Dear Christian Sisters,
I think we are trying to advance the pro-life movement the wrong way.
Here in the United States, abortion is a political issue.
We vote pro-life,
we proudly post about it on social media,
we put bumper stickers on our cars, and
we complain about Roe v Wade anytime that Planned Parenthood is in the news or during the Women’s March.
Is all that really making a difference? Have you ever converted someone who is pro-choice because of your Facebook posts? (I have not.) Do you even have any Facebook friends who disagree with you? (I do!)
Who Are We Trying to Convince to be Pro-Life?
Let’s stop for a moment and think about who we are trying to convince that abortion is wrong. Perhaps if we really want to reduce the number of abortions, we need to reconsider our audience.
Instead of trying to convince our pro-choice-voting friends, we should convince women that God loves them so much that He doesn’t want the pain of abortion for them.

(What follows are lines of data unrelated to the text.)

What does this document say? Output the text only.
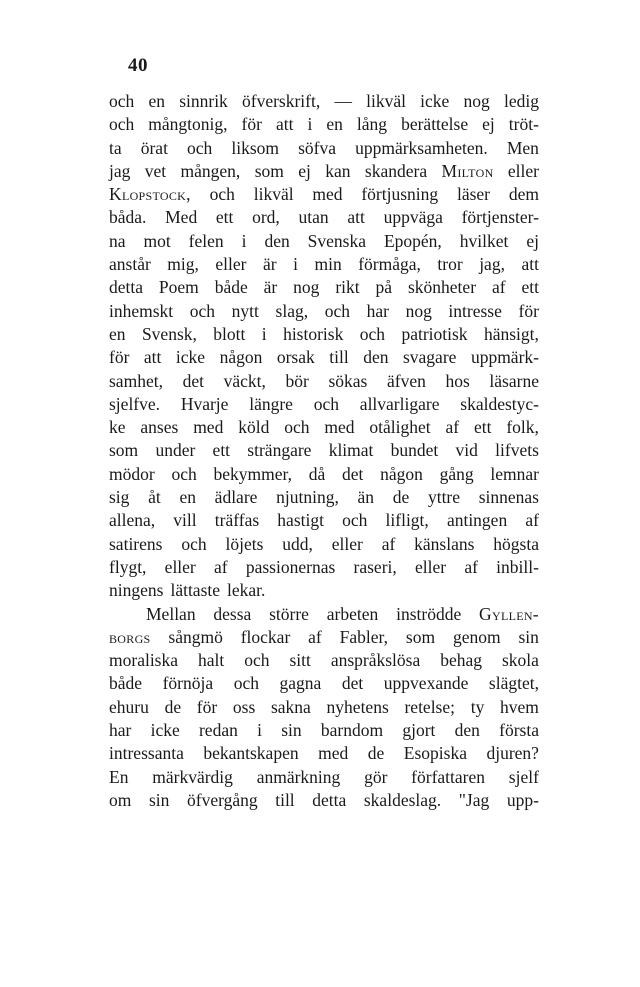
40
och en sinnrik öfverskrift, — likväl icke nog ledig
och mångtonig, för att i en lång berättelse ej tröt-
ta örat och liksom söfva uppmärksamheten. Men
jag vet mången, som ej kan skandera Milton eller
Klopstock, och likväl med förtjusning läser dem
båda. Med ett ord, utan att uppväga förtjenster-
na mot felen i den Svenska Epopén, hvilket ej
anstår mig, eller är i min förmåga, tror jag, att
detta Poem både är nog rikt på skönheter af ett
inhemskt och nytt slag, och har nog intresse för
en Svensk, blott i historisk och patriotisk hänsigt,
för att icke någon orsak till den svagare uppmärk-
samhet, det väckt, bör sökas äfven hos läsarne
sjelfve. Hvarje längre och allvarligare skaldestyc-
ke anses med köld och med otålighet af ett folk,
som under ett strängare klimat bundet vid lifvets
mödor och bekymmer, då det någon gång lemnar
sig åt en ädlare njutning, än de yttre sinnenas
allena, vill träffas hastigt och lifligt, antingen af
satirens och löjets udd, eller af känslans högsta
flygt, eller af passionernas raseri, eller af inbill-
ningens lättaste lekar.
Mellan dessa större arbeten inströdde Gyllen-
borgs sångmö flockar af Fabler, som genom sin
moraliska halt och sitt anspråkslösa behag skola
både förnöja och gagna det uppvexande slägtet,
ehuru de för oss sakna nyhetens retelse; ty hvem
har icke redan i sin barndom gjort den första
intressanta bekantskapen med de Esopiska djuren?
En märkvärdig anmärkning gör författaren sjelf
om sin öfvergång till detta skaldeslag. "Jag upp-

I’m not talking about physical pain: I’m talking about emotional and spiritual pain.
Abortion is not just a political issue. It’s a spiritual issue.
As Christians, we are called to love God (see the Greatest Commandment in Matthew 22:37-38) and to love people (see the second “that’s like it” in Matthew 22:39-40). How well are we loving women who have unwanted pregnancies?
Since women are the ones having the abortion, women are our audience. Men are our secondary audience. Yes, men can pressure women into having an abortion, but ultimately women have the control. And in our American society, women are empowered. Isn’t that what the pro-choice movement says?
Women who consider themselves pro-choice either do not have the saving grace of Christ or do not understand what the Bible says about choosing life. It’s our job to teach them.
The Great Commission
How often do you think about the Great Commission? Perhaps you think about it when your pastor preaches on it or when your church supports a missionary or a short-term mission trip.
Do you remember what the Great Commission says? Some of you just said it in your head from memory. Most of us don’t have it memorized. Here is what Jesus said as recorded in Matthew:
“Go therefore and make disciples of all nations, baptizing them in the name of the Father and the Son and the Holy Spirit… (Matthew 28:19)
Most people stop right there. But that’s not all. The Great Commission goes on in verse 20:
…teaching them to observe everything that I have commanded you. (Matthew 28:20a)
When I hear the Great Commission, I hear “baptize them” and absolve myself of responsibility because it’s the pastor’s job to baptize, not mine.
But the Great Commission says to make disciples, and that is my responsibility.
Jesus did not say those words to missionaries. He said those words to His disciples. If we are Christ’s disciples, then we are commissioned to make disciples.
Further, we often quote Matthew 28:19 without including verse 20—teach them. For those of you who have it memorized, did you also memorize verse 20?
Our job is not just to go to all nations, not just to make disciples, not just to baptize, but to teach them to observe—follow, do—all that Jesus commanded.
Do we need to “go” to another nation to do the Great Commission? No. We go outside of the U.S. if that’s what the Lord has told us to do, but we stay home if that is what the Lord told us to do. Or as Jill Briscoe said it:
“You go where you’re sent and you stay where you’re put and you give what you’ve got.”
The “nations” that Jesus was talking about in The Great Commission were the ethnic groups other than Israel, that is, the Gentiles—us!
Jesus was telling Jewish believers in Christ (the first Jews for Jesus!) to make disciples out of everyone, baptize them, and teach them all they learned from Him. Not sure you believe me? Check out the definition of “nations”—ethnos—in the original Greek from the Blue Letter Bible.
We here in the United States are full of the nations or ethnic groups that Jesus was talking about. We are the “melting pot” of ethnic groups.
Jesus was saying that salvation through Him is for everyone, not just Israel. We are part of “all nations,” so those of us who are called to stay here are just as much responsible for the Great Commission as those who are called to be missionaries elsewhere (whether short-term or long-term).
So when we get angry about abortion, are we remembering the Great Commission? Or are we just getting hot-under-the-collar about dead babies? Does anger help us win women for Christ?
Perhaps instead of just getting angry, we should think about those women (and the men who got them pregnant) as potential disciples.
“Go and make disciples” of everyone—
even those who are pregnant out of wedlock,
even those who are considering abortion,
even those who have had abortions,
even the men who got the women pregnant,
even men who pressured women into having abortions,
even the babies who are born because the mom chose life—everyone, all nations, all ethnic groups.
Go (don’t sit around doing nothing) and make disciples, baptize them, teach them all Jesus commanded.
Encountering unwed mothers and fathers is an opportunity to show God’s love and to show them how to feel God’s mercy. That’s putting the Great Commission into practical terms.